The ribosomal proteins are increasingly used because their number (90 proteins), the low probability of horizontal transfer, their scalable features make it an indispensable tools for the study of the evolution of organisms (phylogeny to large scale or short evolutionary scale). Furthermore, these proteins are used in the identification of pathogenic bacteria with MALDI-TOF mass-spectrometry and are also potential targets for PCR amplication in diagnostic tools.
No basic general databank (EMBL, GenBank) contains a comprehensive and validated set of such protein sequences. After the creation of an identication engine for these proteins using pattern recognition tools, cross-validation and retro-validation of these proteins in even not completely annotated genomes, we up the first online database of ribosomal protein, Ribo-DB. The paper has been published in Molecular Biology and Evolution [Jauffrit et al., 2015].
The website uses classACNUC, a Python-class that I developed with Manolo Gouy to query the ribo-DB database but also other ACNUC database.
In the Ribo-DB team I am responsible for operating algorithms of the database, but also for the overall integration and the organization of servers. I am also in charge of the application face of the work and was the basis for the involvement of bioMérieux in the project (ANRT CIFRE PhD F. Jauffrit).
In addition to the development of this project and its deployment we can use its contents for scientific publications. We have ongoing reanalysis of evolutionary relationships of Actinobacteria (Figure below) and within this, the case of Mycobacteria wich is medically important.
Understanding the emergence of the most pathogenic groups (Mycobacterium tuberculosis and Mycobacterium leprae) will be addressed with this new tool.The process has been optimized and fully automatized during the summer of 2018. The non-coding RNA sequence database RNAcentral is now the source of the sequences and of most of the information. RNAcentral database is made of unique sequences with an unique identifier URSnnnn so one URS may gather multiple identical sequences. This is a negative point: identical sequences may correspond to various taxonomical levels. But there are many positive point: No duplicates and a reduced collection of RNA, Quality-Control, indication of the strand.
The source of information concerning Type Strains sequences is now both SILVA and LPSN and the taxonomy DB is now the EMBL-ENA taxonomy.
The key point is the now the use of logical rules to give a relevant name to sequences sharing the same URS. Every three months, sequences are extracted from GenBank and compiled into leBIBI databases (BIBI-DB) using the ACNUC biological sequence database system ACNUC biological sequence database system .
ACNUC provides powerful and fast querying and retrieval from a variety of nucleotide and protein sequence databases, including EMBL, GenBank and RefSeq.
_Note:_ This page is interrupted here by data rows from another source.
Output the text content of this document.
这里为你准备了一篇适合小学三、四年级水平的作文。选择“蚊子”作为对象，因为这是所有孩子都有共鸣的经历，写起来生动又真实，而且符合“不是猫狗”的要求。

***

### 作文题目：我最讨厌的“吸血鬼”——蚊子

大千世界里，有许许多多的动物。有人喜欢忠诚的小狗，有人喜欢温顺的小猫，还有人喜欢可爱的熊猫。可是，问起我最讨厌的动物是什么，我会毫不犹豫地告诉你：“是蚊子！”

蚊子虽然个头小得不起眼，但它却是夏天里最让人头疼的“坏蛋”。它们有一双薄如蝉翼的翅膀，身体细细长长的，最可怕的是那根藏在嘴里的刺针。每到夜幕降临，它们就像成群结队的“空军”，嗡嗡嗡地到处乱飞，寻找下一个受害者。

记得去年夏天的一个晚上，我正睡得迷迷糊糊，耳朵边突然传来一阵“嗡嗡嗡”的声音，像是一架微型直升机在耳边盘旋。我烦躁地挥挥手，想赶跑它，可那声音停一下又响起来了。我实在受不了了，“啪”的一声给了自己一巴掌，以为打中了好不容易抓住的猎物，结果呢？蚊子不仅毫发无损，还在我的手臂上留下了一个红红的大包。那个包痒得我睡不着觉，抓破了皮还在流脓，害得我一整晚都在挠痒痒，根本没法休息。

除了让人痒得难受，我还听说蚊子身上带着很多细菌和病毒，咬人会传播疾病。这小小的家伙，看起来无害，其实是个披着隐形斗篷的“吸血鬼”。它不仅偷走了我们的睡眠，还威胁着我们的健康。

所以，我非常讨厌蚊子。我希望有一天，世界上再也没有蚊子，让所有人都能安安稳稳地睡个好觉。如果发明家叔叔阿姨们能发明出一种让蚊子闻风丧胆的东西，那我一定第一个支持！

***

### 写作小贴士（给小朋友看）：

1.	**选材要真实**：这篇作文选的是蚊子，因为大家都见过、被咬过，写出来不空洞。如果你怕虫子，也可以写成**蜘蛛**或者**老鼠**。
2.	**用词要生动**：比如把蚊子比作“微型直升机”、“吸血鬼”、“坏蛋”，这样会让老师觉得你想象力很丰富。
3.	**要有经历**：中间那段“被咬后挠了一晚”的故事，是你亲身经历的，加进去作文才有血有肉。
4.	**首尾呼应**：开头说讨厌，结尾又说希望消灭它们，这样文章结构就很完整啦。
The ACNUC system is designed to allow most fields of the sequence annotations to be used as entry points to the databases and combined in complex queries. These are elaborated using ACNUC query language that allows expression- and logical operator-based combination of retrieval criteria. Each query generates the list of all matching elements in the queried database.
The Python class classACNUC automates the query processing and merges relevant information extracted from the database sequence description data (taxonomy, strain, lengths, position etc) in a compact format in the `FASTA commentary line`. It also allows the filtering of the sequences according to length. The resulting files are thus more readily usable for further analysis. `classACNUC` relies on the `ACNUC Python API . See leBIBI-PPF site for an application. This python class was initially designed for the leBIBI-QBPP and riboDB database construction engines. A general-use version of `classAcnuc` is available upon request.
Several databases devoted to various markers are integrated in leBIBIQBPP. The largest one is for SSU rDNA. Others are smaller databases of general interest (rpoB) and databases that are relevant for a restricted spectrum of bacteria or for niche applications (e.g., sodA, groEL2). Note that other databases devoted to specific applications or research projects are also available upon request.
The SSU rDNA databases have five “flavors”:
- The “lax” database contains all bacterial and archaeal SSU rDNA sequences of GenBank that are identified at the genus level and lower (species, subspecies). It contains a large amount of not fully identified sequences. The coverage of geno-diversity is maximum in the “lax” database. The sequences that remains outside this "lax" DB are something like "dark matter".
- The “stringent” database contains sequences that are identified at the species level with a valid name according to the bacterial nomenclature. It also contains sequences of type strains of newly described bacteria or archaea, an indication that their names are under consideration for eventual validation. These two databases contain a lot of identical sequences and are rather frequently affected by erroneous species identifications.
- The “TS-stringent” database contains only reference sequences (either type strains or, if missing, algorithm-chosen), so that newly described or non validly published species may be missing. Identification errors are almost absent.
- Lastly, the “genus-level” database is a subset of the “TS-stringent” database containing only one sequence for each genus: the sequence of the TS of the genus type-species.
The major advantage is that the databases are all subsets of the database "lax" and combining a very restrictive level (genusonly) and a wider level (TS-stringent) makes a representation at a large evolutionary scale while allowing also a high resolution around a group of interest.
Coupled with the leBIBI-QBPP query tool such databases enable to optimize the phylogenetic position of an unknown sequence.